Chauvin already faced second-degree murder and manslaughter charges. Legal experts say the additional charge helps prosecutors by giving jurors another option to find Chauvin guilty of murder. Cahill told potential jurors after the ruling that he still expects opening statements on March 29.
The dispute over the third-degree murder charge revolved around wording in the law that references an act “eminently dangerous to others.” Cahill’s initial decision to dismiss the charge noted that Chauvin’s conduct might be construed as not dangerous to anyone but Floyd.

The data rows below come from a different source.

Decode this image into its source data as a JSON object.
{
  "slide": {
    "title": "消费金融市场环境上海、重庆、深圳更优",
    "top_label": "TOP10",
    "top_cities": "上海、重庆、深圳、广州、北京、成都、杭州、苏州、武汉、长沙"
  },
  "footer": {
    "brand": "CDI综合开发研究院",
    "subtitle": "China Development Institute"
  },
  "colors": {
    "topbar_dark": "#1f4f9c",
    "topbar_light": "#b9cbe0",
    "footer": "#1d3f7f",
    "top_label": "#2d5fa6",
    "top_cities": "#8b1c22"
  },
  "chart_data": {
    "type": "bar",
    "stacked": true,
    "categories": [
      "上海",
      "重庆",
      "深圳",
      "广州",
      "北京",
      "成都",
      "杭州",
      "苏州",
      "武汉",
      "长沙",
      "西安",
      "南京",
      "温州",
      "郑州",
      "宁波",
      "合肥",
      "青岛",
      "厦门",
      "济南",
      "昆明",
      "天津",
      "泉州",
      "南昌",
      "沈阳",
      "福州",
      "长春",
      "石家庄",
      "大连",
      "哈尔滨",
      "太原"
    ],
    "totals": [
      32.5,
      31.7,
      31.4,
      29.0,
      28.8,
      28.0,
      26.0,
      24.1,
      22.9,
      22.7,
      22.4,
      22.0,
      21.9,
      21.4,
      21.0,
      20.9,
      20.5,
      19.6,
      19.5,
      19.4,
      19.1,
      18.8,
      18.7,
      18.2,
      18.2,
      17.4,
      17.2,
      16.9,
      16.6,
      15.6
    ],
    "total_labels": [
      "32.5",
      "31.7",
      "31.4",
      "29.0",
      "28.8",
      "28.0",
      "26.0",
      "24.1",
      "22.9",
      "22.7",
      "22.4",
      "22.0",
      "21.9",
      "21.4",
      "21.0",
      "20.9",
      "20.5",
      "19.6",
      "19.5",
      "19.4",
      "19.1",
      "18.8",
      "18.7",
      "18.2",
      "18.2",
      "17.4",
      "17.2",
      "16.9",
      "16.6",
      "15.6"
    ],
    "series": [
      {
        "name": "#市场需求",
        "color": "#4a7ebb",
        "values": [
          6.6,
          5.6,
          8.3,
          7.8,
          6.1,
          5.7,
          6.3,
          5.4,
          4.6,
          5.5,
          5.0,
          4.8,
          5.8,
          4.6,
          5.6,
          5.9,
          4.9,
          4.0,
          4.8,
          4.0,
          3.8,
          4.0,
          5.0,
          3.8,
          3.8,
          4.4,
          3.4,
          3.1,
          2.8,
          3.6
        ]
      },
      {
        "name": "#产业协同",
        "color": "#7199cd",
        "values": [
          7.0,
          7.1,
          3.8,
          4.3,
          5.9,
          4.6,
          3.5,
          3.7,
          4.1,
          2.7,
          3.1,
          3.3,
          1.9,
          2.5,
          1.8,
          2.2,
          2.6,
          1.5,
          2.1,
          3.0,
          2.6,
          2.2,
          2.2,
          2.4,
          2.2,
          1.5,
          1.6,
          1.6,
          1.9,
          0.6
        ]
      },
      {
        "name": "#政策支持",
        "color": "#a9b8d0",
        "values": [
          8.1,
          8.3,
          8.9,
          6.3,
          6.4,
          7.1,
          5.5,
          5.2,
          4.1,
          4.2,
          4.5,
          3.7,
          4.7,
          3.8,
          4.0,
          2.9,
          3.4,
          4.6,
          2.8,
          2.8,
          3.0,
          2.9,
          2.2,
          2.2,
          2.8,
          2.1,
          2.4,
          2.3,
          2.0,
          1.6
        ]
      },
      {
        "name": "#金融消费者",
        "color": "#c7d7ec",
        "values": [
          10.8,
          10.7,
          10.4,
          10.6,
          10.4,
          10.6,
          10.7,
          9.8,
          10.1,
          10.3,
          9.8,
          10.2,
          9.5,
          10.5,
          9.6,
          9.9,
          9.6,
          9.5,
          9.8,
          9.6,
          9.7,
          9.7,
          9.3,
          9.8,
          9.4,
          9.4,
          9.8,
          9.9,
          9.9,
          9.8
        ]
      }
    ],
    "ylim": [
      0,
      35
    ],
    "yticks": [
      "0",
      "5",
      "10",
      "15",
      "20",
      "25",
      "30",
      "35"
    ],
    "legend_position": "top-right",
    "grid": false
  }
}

But prosecutors sought to revive the charge after the state’s Court of Appeals recently upheld the third-degree murder conviction of another former Minneapolis police officer in the 2017 killing of an Australian woman. They argued that the ruling established precedent that the charge could be brought even in a case where only a single person is endangered.
Arguments over when the precedent from former officer Mohamed Noor’s case took effect went swiftly to the state’s Supreme Court, which on Wednesday said it would not consider Chauvin’s appeal. Cahill said Thursday that he accepts that precedent has been clearly established.
“I feel bound by that and I feel it would be an abuse of discretion not to grant the motion,“he said.
Floyd was declared dead on May 25 after Chauvin, who is White, pressed his knee against the Black man’s neck for about nine minutes. Floyd’s death sparked sometimes violent protests in Minneapolis and beyond, leading to a nationwide reckoning on race.
Jury selection resumed Thursday for the third day as attorneys grappled further with the challenges of seating an impartial and diverse jury in such a highprofile case.
By day’s end, the jury included five men and one woman. Cahill said three are White, one is multiracial, one is Hispanic and one is Black.
The sole juror picked Thursday described himself as an outgoing, family-oriented soccer fan for whom the prospect of the trial was “kind of exciting.”